Mereka mengenakan pakaian dari katun dan sutra. Warnanya bermacam-macam: merah, biru, hijau tua, jingga, dan ungu. Pun pola hiasnya beragam.
“Paling banyak ditemui adalah hiasan tumpal di samping ragam hias gringsing, kawung, bunga-bungaan, dan bakung,” tulis Edhie.
Kalau dari relief candi, seperti Prambanan dan Borobudur, terlihat di antara bangsawan ada yang mengenakan pakaian tipis. Menurut Edhie mungkin yang dikenakannya kain berbahan sutra. Kain ini banyak dihasilkan di Jawa, sebagaimana disebutkan dalam berita Cina.
Baca juga: Makna Menarik Kain Jarik
Berita masa Dinasti Sung menyebutkan utusan Jawa membawa persembahan kain indah bersulam emas dan motif bunga.
“Yang menarik kain-kain itu disulam dengan benang emas atau dilukis dengan debu emas cair. Dalam batik tradisional dikenal istilah prada,” tulis Edhie.
Beberapa jenis ragam hias kain pada arca menunjukkan motif hias kawung, ceplokan, banji, dan tumpal pada bagian pinggir kain. “Dari beberapa arca batu dan perunggu yang disimpan di Museum Nasional Jakarta kita juga memperoleh beberapa motif kain, tetapi kita belum tahu apa nama motif kain itu,” tulis Edhie.

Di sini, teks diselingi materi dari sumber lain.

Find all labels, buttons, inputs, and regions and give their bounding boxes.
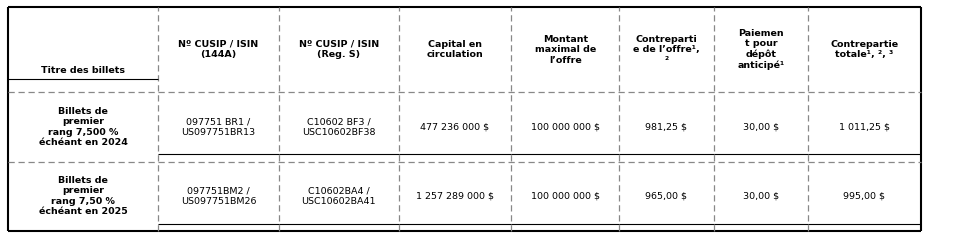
Text: 1 011,25 $: 1 011,25 $ (838, 122, 889, 131)
Text: 30,00 $: 30,00 $ (742, 122, 778, 131)
Text: C10602BA4 /
USC10602BA41: C10602BA4 / USC10602BA41 (301, 187, 375, 206)
Text: Billets de
premier
rang 7,500 %
échéant en 2024: Billets de premier rang 7,500 % échéant … (38, 107, 128, 147)
Text: 097751 BR1 /
US097751BR13: 097751 BR1 / US097751BR13 (181, 117, 255, 137)
Text: Contreparti
e de l’offre¹,
²: Contreparti e de l’offre¹, ² (633, 35, 699, 64)
Text: 097751BM2 /
US097751BM26: 097751BM2 / US097751BM26 (180, 187, 256, 206)
Text: Contrepartie
totale¹, ², ³: Contrepartie totale¹, ², ³ (829, 40, 898, 59)
Text: C10602 BF3 /
USC10602BF38: C10602 BF3 / USC10602BF38 (301, 117, 375, 137)
Text: 981,25 $: 981,25 $ (644, 122, 687, 131)
Text: 1 257 289 000 $: 1 257 289 000 $ (416, 192, 494, 201)
Text: 100 000 000 $: 100 000 000 $ (530, 122, 599, 131)
Text: Titre des billets: Titre des billets (41, 66, 125, 75)
Text: Billets de
premier
rang 7,50 %
échéant en 2025: Billets de premier rang 7,50 % échéant e… (38, 176, 128, 216)
Text: 100 000 000 $: 100 000 000 $ (530, 192, 599, 201)
Text: Montant
maximal de
l’offre: Montant maximal de l’offre (534, 35, 596, 64)
Text: Nº CUSIP / ISIN
(144A): Nº CUSIP / ISIN (144A) (178, 40, 258, 59)
Text: 965,00 $: 965,00 $ (644, 192, 687, 201)
Text: Nº CUSIP / ISIN
(Reg. S): Nº CUSIP / ISIN (Reg. S) (298, 40, 378, 59)
Text: Paiemen
t pour
dépôt
anticipé¹: Paiemen t pour dépôt anticipé¹ (737, 29, 783, 70)
Text: 995,00 $: 995,00 $ (842, 192, 884, 201)
Text: Capital en
circulation: Capital en circulation (426, 40, 483, 59)
Text: 30,00 $: 30,00 $ (742, 192, 778, 201)
Text: 477 236 000 $: 477 236 000 $ (420, 122, 489, 131)
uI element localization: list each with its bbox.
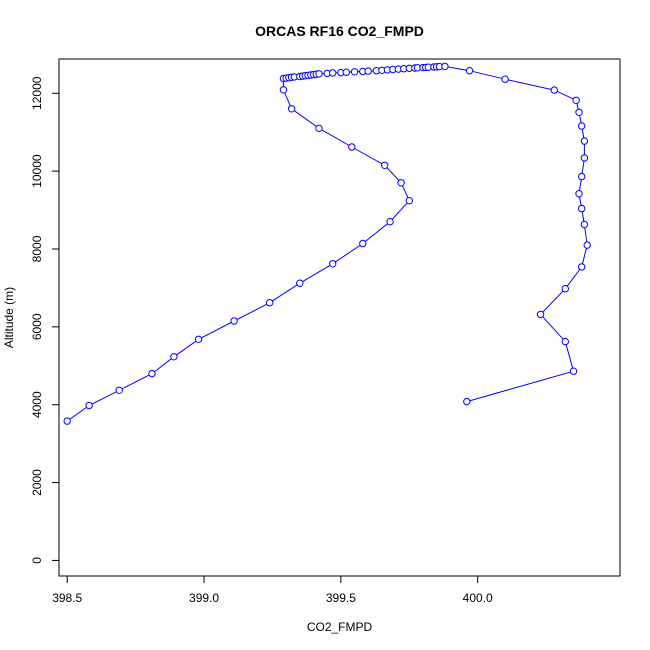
y-tick-label: 6000	[30, 313, 44, 340]
y-axis: 0 2000 4000 6000 8000 10000 12000	[30, 76, 59, 564]
data-point	[350, 68, 359, 76]
data-point	[578, 263, 586, 271]
data-point	[580, 137, 589, 145]
data-point	[578, 204, 586, 213]
data-point	[580, 154, 589, 162]
data-point	[315, 124, 323, 133]
data-point	[569, 367, 578, 375]
y-axis-label: Altitude (m)	[2, 287, 16, 348]
y-tick-label: 12000	[30, 76, 44, 110]
data-point	[85, 401, 93, 410]
x-tick-label: 399.5	[326, 591, 356, 605]
data-point	[575, 190, 583, 198]
data-point	[279, 86, 288, 94]
y-tick-label: 2000	[30, 469, 44, 496]
data-point	[580, 220, 589, 229]
data-point	[463, 397, 471, 406]
data-point	[287, 105, 296, 113]
data-point	[148, 369, 156, 378]
data-point	[386, 218, 394, 226]
data-point	[329, 69, 337, 77]
data-point	[342, 68, 350, 76]
x-axis-label: CO2_FMPD	[307, 620, 373, 634]
data-point	[397, 179, 405, 187]
x-tick-label: 400.0	[463, 591, 493, 605]
y-tick-label: 8000	[30, 235, 44, 262]
data-point	[329, 260, 337, 268]
data-point	[170, 353, 178, 361]
data-point	[348, 143, 356, 151]
data-point	[266, 299, 274, 307]
data-point	[578, 122, 586, 130]
x-tick-label: 398.5	[52, 591, 82, 605]
data-point	[364, 67, 372, 75]
data-point	[550, 86, 558, 94]
co2-profile-series	[63, 62, 591, 425]
data-point	[561, 285, 569, 293]
plot-frame	[58, 58, 621, 577]
x-tick-label: 399.0	[189, 591, 219, 605]
data-point	[115, 386, 123, 394]
data-point	[572, 96, 580, 105]
data-point	[441, 62, 449, 71]
data-point	[296, 279, 304, 287]
y-tick-label: 10000	[30, 154, 44, 188]
data-point	[583, 241, 591, 249]
data-point	[501, 75, 509, 83]
data-point	[381, 161, 389, 170]
data-point	[465, 67, 474, 75]
data-point	[575, 108, 583, 117]
data-point	[315, 70, 323, 78]
data-point	[194, 335, 203, 343]
series-line	[66, 65, 588, 422]
data-point	[405, 197, 413, 205]
data-point	[536, 310, 545, 319]
chart-title: ORCAS RF16 CO2_FMPD	[255, 23, 424, 39]
data-point	[359, 239, 367, 248]
x-axis: 398.5 399.0 399.5 400.0	[52, 576, 493, 605]
data-point	[561, 337, 569, 346]
y-tick-label: 4000	[30, 391, 44, 418]
data-point	[578, 172, 586, 181]
data-point	[63, 417, 71, 425]
data-point	[230, 317, 238, 325]
y-tick-label: 0	[30, 557, 44, 564]
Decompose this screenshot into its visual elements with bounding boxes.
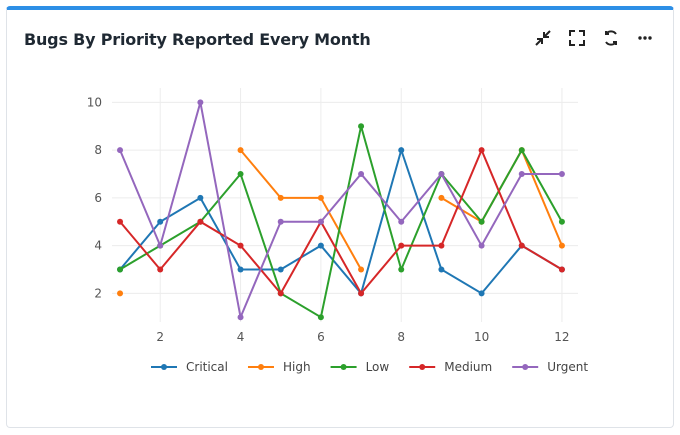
data-point [317, 314, 324, 321]
data-point [157, 242, 164, 249]
legend-item: Critical [151, 360, 228, 374]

Sayangnya, sulit memperkirakan bagaimana ragam motif kain yang ada pada masa Jawa Kuno. Sumber prasasti hanya mencatat nama jenisnya tanpa menjelaskan corak ragam hiasnya.
“Beberapa di antaranya dapat kita samakan dengan kain batik yang ada sekarang, seperti kain patola, manjeti, dan sageji,” tulis Edhie.
Kain Mewah
Edhie menyebutkan, beberapa nama kain dalam prasasti ada yang masih bisa diperkirakan wujudnya. Misalnya, kain dengan warna dasar putih (wdihan putih), kain dengan warna dasar merah (wdihan kalyaga), kain dengan motif bunga selasih (wdihan sulasih), kain dengan motif bunga (wdihan ambay-ambay), kain dengan motif bunga dan sulur-suluran di bagian tepinya (wdihan ganjar patra sisi), kain dengan hiasan dedaunan (wdihan ronparibu), dan kain dengan hiasan bunga kapuk dan kerang-kerangan (wdihan syami himi-himi).
Jenis wdihan hanya diperuntukkan bagi laki-laki. Sementara untuk perempuan disebut ken atau kain.
Ada yang disebut dengan kain halangpakan yang mungkin kain tenun. Ken bwat lor dan ken bwat wetan bisa diartikan sebagai kain yang didatangkan dari wilayah utara dan timur.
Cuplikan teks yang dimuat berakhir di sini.